America would gain nothing from cosying up to Putin’s declining Russia
It has been three years since Russia’s stunning annexation of Crimea. It is the worst kept secret in Washington that the new administration of Donald Trump would like to turn the page on the US-Russian hostility that followed, in a transactional effort to remake US foreign policy.
At the heart of Trump’s Jacksonian nationalism is his transactional view of the world, a state of mind that is confounding allies and enemies alike. Unsentimental in the extreme, the President is singularly unimpressed by alliances in both Europe and Asia (held in almost sacred awe by the discredited US foreign policy establishment) that he senses may be past their sell-by dates if they don’t deliver in terms of immediate American interests.
In the same vein, the Trump White House has not let a long history of US-Russian bad blood get in the way of his desire to pursue closer ties with Vladimir Putin’s Russia, if doing so – and despite Putin’s well-deserved reputation for thuggery – serves American goals. And oddly enough – for all that readers of this column know I am no friend of the current President – I have absolutely no problem with his more transactional approach to foreign policy, as it amounts to a breath of fresh air, rightly questioning intellectual sacred cows that ought really to have been thought thorough again following the debacle of the Iraq war.
Read more: The chess player and his needy friend: What Putin really wants from Trump
The problem with Trump’s outreach to Russia is not that he is attempting to work with a far from savoury (alright let’s admit it, Putin is my favourite Bond villain) partner to further American interests; it’s that he will receive almost nothing for his bold efforts. And getting a good deal – which is largely the basis of Trump’s popularity and narrative – is, after all, the point of the whole exercise.
But what does America get from such a shift in its foreign policy? Isis is already on its last legs, with Mosul in Iraq – by far the largest city the caliphate controls – set to fall later this year. Its capital (Raqqa in Syria) will surely be next. The key strategic point remains what it has always been: in both Iraq and Syria disaffected Sunnis must be included in the governing process, or there will surely be another – and perhaps even more hideous – vampire-like rising of radical Sunni Islam, following on from Al-Qaeda in Iraq and Isis.
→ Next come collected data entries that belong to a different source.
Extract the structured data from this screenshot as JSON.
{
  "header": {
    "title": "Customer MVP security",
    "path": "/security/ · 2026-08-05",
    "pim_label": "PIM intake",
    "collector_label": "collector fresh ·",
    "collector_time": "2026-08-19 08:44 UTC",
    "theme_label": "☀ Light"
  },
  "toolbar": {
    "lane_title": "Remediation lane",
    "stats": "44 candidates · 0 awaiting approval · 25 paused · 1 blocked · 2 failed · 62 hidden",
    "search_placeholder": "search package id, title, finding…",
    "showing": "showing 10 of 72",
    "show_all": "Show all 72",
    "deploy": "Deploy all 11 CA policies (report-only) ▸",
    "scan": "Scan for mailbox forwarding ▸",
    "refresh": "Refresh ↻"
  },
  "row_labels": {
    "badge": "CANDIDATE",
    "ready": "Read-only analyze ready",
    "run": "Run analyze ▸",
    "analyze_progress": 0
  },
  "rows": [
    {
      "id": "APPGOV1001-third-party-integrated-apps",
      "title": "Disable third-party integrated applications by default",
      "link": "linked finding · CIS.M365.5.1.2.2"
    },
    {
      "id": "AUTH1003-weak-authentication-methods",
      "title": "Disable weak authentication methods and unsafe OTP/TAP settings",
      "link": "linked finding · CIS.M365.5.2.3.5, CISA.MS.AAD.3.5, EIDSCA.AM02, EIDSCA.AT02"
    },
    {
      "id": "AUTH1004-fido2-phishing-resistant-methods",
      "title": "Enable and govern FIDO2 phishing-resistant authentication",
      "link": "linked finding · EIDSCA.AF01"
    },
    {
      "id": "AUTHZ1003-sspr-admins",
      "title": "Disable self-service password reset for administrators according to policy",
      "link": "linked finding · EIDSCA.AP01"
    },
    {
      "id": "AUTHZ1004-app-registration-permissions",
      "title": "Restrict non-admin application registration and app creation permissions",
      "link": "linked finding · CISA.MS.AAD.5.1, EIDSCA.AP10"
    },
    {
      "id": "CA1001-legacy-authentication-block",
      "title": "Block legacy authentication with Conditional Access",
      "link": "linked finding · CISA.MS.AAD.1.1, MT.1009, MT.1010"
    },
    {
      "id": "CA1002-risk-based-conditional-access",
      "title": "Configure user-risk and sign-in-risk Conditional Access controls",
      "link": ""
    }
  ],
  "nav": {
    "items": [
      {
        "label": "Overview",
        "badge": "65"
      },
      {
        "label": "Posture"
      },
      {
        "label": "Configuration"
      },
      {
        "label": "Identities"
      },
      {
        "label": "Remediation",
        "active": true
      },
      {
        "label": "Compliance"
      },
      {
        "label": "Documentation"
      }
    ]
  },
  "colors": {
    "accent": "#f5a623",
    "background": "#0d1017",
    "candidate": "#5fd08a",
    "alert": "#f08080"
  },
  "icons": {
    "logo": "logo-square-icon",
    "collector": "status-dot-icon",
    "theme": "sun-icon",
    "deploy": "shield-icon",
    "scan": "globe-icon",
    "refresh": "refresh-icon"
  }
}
And absolutely none of this is affected in any material way by whether Trump and Putin reach an understanding or not.
Nor is there an obvious economic reward flowing on from a rapprochement with the Kremlin, as there would be, say, if Trump and Xi Jinping (another strongman nationalist) reached a broad accord. Russia is an ageing, corrupt gas station with nuclear weapons, with its economy wholly precariously tethered to the spot price of oil and natural gas. Russia’s economy is merely the size of Texas. The country is a great power in decline, not one on the rise. There is simply no economic pot of gold at the end of the rainbow for Trump here, either.
Read more: Putin isn’t dangerous because Russia is strong – but because it’s so weak
As for Russia and the US more broadly sharing intelligence and in some sort of coordinated way working together to combat global terrorism, that will happen in any event, if it suits the eminently rational Putin’s interests, and will not happen if it does not. Reaching a Grand Bargain has nothing to do with what amounts to a rational second order decision the Kremlin will make, based on an evaluation of its own interests.
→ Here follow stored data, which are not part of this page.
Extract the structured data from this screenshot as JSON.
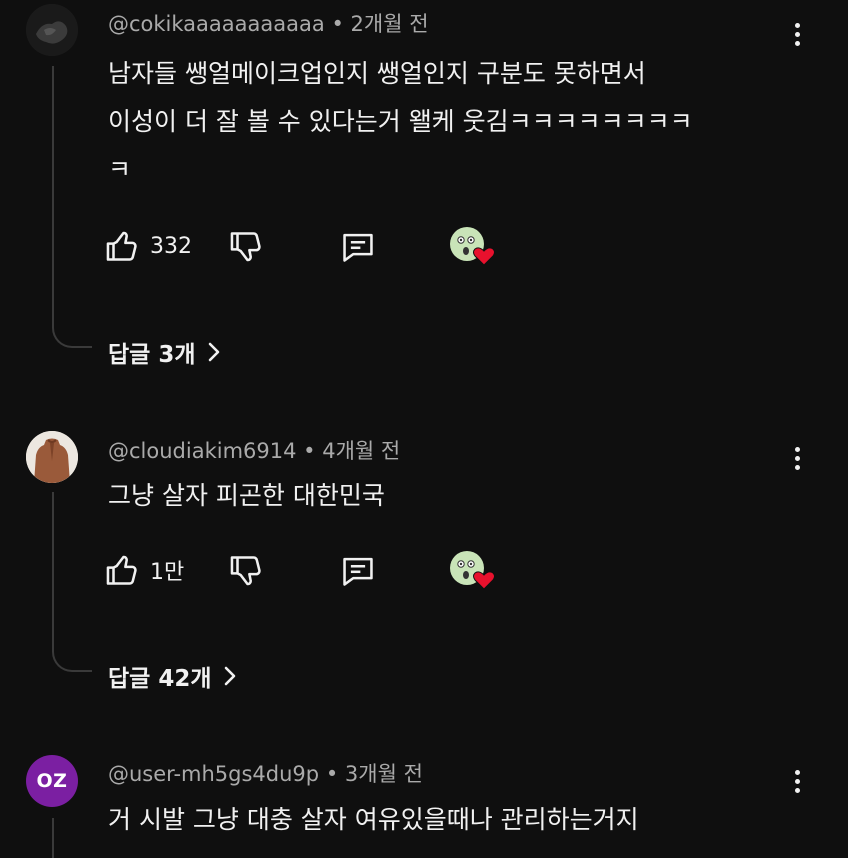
{
  "comments": [
    {
      "username": "@cokikaaaaaaaaaaa",
      "time": "2개월 전",
      "lines": [
        "남자들 쌩얼메이크업인지 쌩얼인지 구분도 못하면서",
        "이성이 더 잘 볼 수 있다는거 왤케 웃김ㅋㅋㅋㅋㅋㅋㅋㅋ",
        "ㅋ"
      ],
      "likes": "332",
      "replies_label": "답글 3개"
    },
    {
      "username": "@cloudiakim6914",
      "time": "4개월 전",
      "lines": [
        "그냥 살자 피곤한 대한민국"
      ],
      "likes": "1만",
      "replies_label": "답글 42개"
    },
    {
      "username": "@user-mh5gs4du9p",
      "time": "3개월 전",
      "avatar_initials": "OZ",
      "lines": [
        "거 시발 그냥 대충 살자 여유있을때나 관리하는거지"
      ]
    }
  ],
  "meta_separator": "•",
  "icons": {
    "like": "thumbs-up-icon",
    "dislike": "thumbs-down-icon",
    "reply": "comment-icon",
    "creator_heart": "creator-heart-icon",
    "more": "more-vertical-icon",
    "chevron": "chevron-right-icon"
  },
  "colors": {
    "background": "#0f0f0f",
    "text": "#f1f1f1",
    "secondary_text": "#aaaaaa",
    "heart": "#e8112d",
    "avatar_oz": "#7b1fa2"
  }
}
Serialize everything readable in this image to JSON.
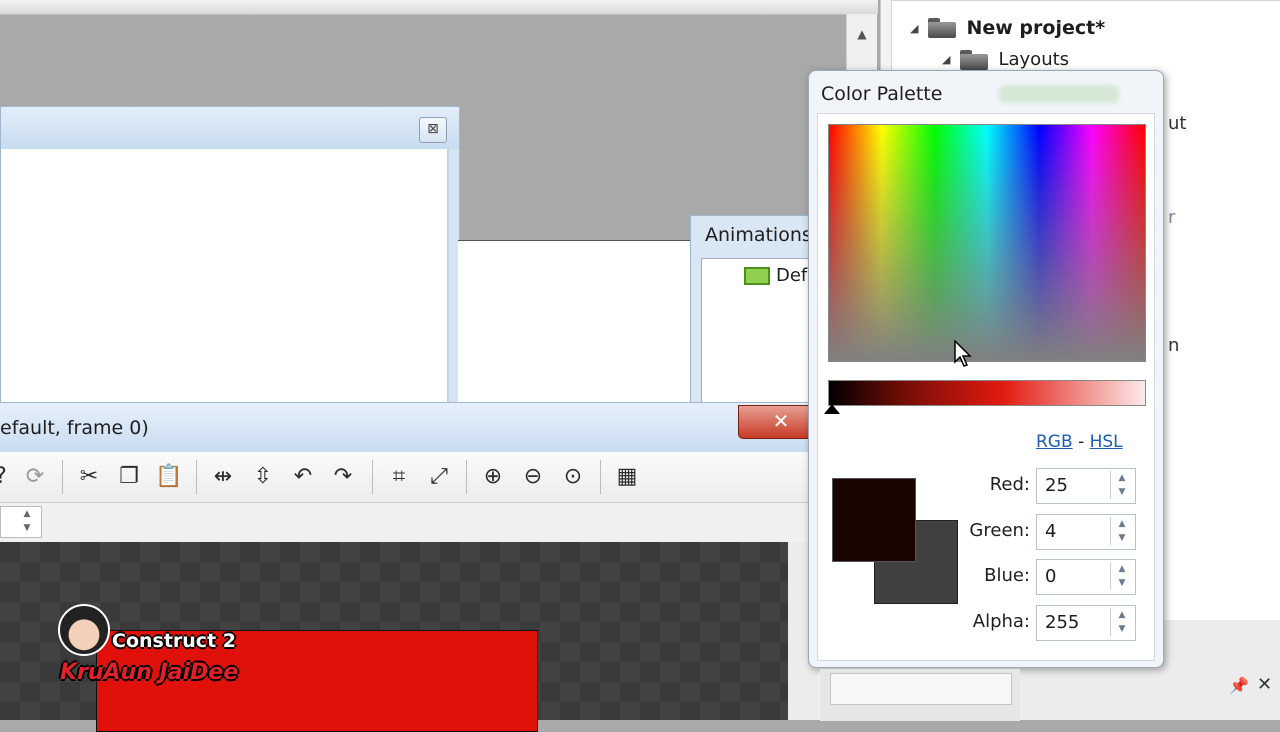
{
  "project": {
    "root": "New project*",
    "layouts": "Layouts",
    "clipped": [
      "ut",
      "r",
      "n"
    ]
  },
  "animations": {
    "title": "Animations",
    "item": "Def"
  },
  "editor": {
    "title": "efault, frame 0)",
    "close": "✕"
  },
  "toolbar": {
    "icons": [
      "help-icon",
      "refresh-icon",
      "cut-icon",
      "copy-icon",
      "paste-icon",
      "flip-horizontal-icon",
      "flip-vertical-icon",
      "rotate-ccw-icon",
      "rotate-cw-icon",
      "crop-icon",
      "resize-icon",
      "zoom-in-icon",
      "zoom-out-icon",
      "zoom-reset-icon",
      "transparency-icon"
    ]
  },
  "palette": {
    "title": "Color Palette",
    "mode_rgb": "RGB",
    "mode_sep": "-",
    "mode_hsl": "HSL",
    "fields": [
      {
        "label": "Red:",
        "value": "25"
      },
      {
        "label": "Green:",
        "value": "4"
      },
      {
        "label": "Blue:",
        "value": "0"
      },
      {
        "label": "Alpha:",
        "value": "255"
      }
    ],
    "current_color": "#190400",
    "previous_color": "#404040"
  },
  "watermark": {
    "line1": "Construct 2",
    "line2": "KruAun JaiDee"
  }
}
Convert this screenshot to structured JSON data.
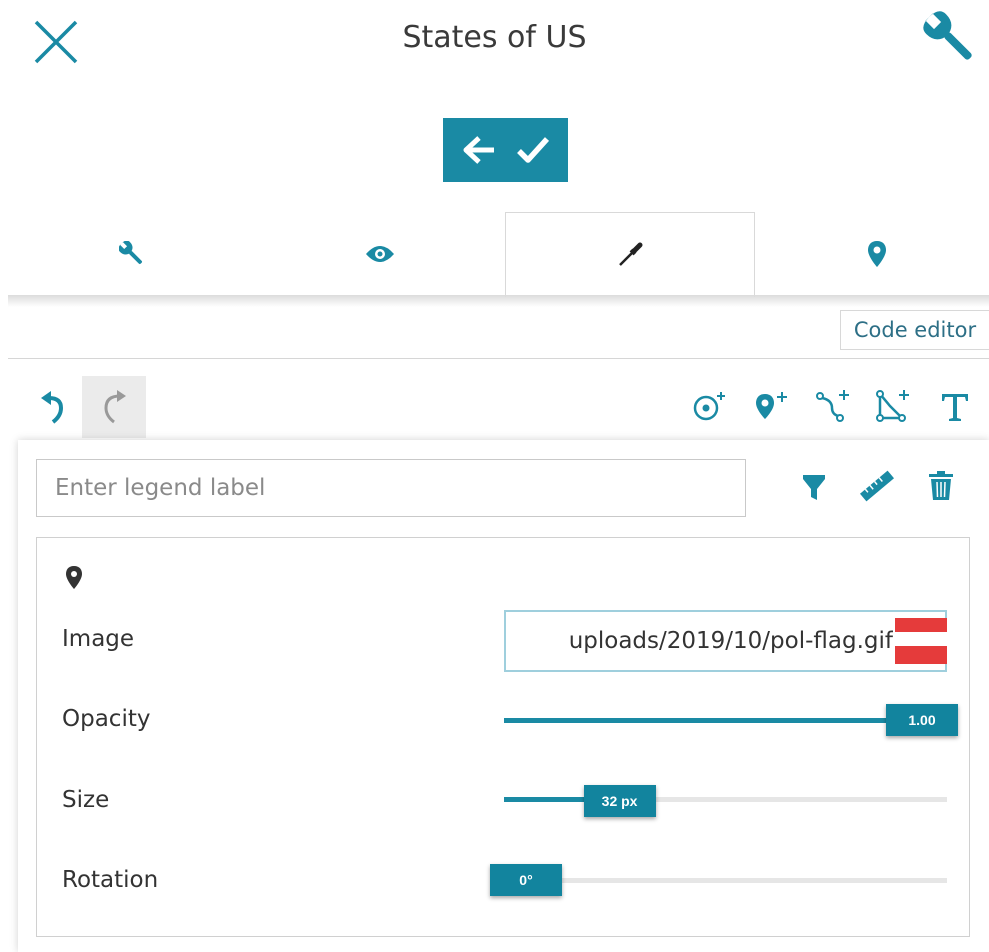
{
  "header": {
    "title": "States of US",
    "close_icon": "close-icon",
    "settings_icon": "wrench-icon"
  },
  "actions": {
    "back_icon": "arrow-left-icon",
    "confirm_icon": "checkmark-icon",
    "accent": "#1a8aa4"
  },
  "tabs": [
    {
      "icon": "wrench-icon",
      "active": false
    },
    {
      "icon": "eye-icon",
      "active": false
    },
    {
      "icon": "eyedropper-icon",
      "active": true
    },
    {
      "icon": "map-marker-icon",
      "active": false
    }
  ],
  "tooltip": {
    "text": "Code editor"
  },
  "toolbar": {
    "undo_icon": "undo-icon",
    "redo_icon": "redo-icon",
    "tools": [
      "add-circle-icon",
      "add-marker-icon",
      "add-line-icon",
      "add-polygon-icon",
      "add-text-icon"
    ]
  },
  "legend": {
    "placeholder": "Enter legend label",
    "icons": [
      "filter-icon",
      "ruler-icon",
      "trash-icon"
    ]
  },
  "properties": {
    "marker_icon": "map-marker-icon",
    "image": {
      "label": "Image",
      "value": "uploads/2019/10/pol-flag.gif"
    },
    "opacity": {
      "label": "Opacity",
      "value": 1.0,
      "display": "1.00"
    },
    "size": {
      "label": "Size",
      "value": 32,
      "display": "32 px"
    },
    "rotation": {
      "label": "Rotation",
      "value": 0,
      "display": "0°"
    }
  }
}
So, closer ties with Putin do not dramatically change the facts on the ground over Isis in Syria, facilitate a new economic renaissance for the US (as such a deal with China or, better, India, would do), or cement a joint front in the global war against terror. In other words, at the end of Trump’s transactional approach to Russia, there’s nothing there. In hard-headed realist terms, there simply is no deal available that makes calling Nato into question, or abandoning the embattled (but getting better) Ukrainian government of President Poroshenko, worth it.
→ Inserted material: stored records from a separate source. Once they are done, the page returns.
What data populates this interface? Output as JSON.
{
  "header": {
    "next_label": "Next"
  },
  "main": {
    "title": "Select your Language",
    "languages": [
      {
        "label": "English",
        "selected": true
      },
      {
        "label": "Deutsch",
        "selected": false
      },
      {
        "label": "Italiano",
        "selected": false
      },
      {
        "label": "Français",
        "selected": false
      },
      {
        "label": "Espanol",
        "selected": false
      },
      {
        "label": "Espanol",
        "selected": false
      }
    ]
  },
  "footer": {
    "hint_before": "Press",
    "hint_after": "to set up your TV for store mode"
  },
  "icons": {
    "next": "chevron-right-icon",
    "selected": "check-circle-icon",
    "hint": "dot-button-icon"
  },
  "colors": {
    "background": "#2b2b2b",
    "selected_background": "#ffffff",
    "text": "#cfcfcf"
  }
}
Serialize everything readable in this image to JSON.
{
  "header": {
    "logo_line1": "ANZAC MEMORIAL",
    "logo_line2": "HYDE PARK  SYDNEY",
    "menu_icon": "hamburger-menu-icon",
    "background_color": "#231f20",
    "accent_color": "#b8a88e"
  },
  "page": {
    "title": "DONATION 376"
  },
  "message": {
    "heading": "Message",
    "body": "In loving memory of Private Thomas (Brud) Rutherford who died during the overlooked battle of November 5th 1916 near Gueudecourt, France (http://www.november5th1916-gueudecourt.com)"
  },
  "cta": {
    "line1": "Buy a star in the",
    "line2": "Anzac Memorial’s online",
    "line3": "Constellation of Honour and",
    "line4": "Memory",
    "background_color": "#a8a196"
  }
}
For on its own self-interested terms, this dreamed-of alliance simply makes no sense, in terms of America’s basic interests. A declining Russia simply does not offer the US anything remotely strategically attractive enough to ignore Russian adventurism in Crimea and eastern Ukraine. By all means, let’s move away from the gormless era when American neoconservatives and liberal hawks fought wars that had almost nothing to do with direct American interests. But any cursory glance at those interests shows that this putative deal is merely intellectual fool’s gold.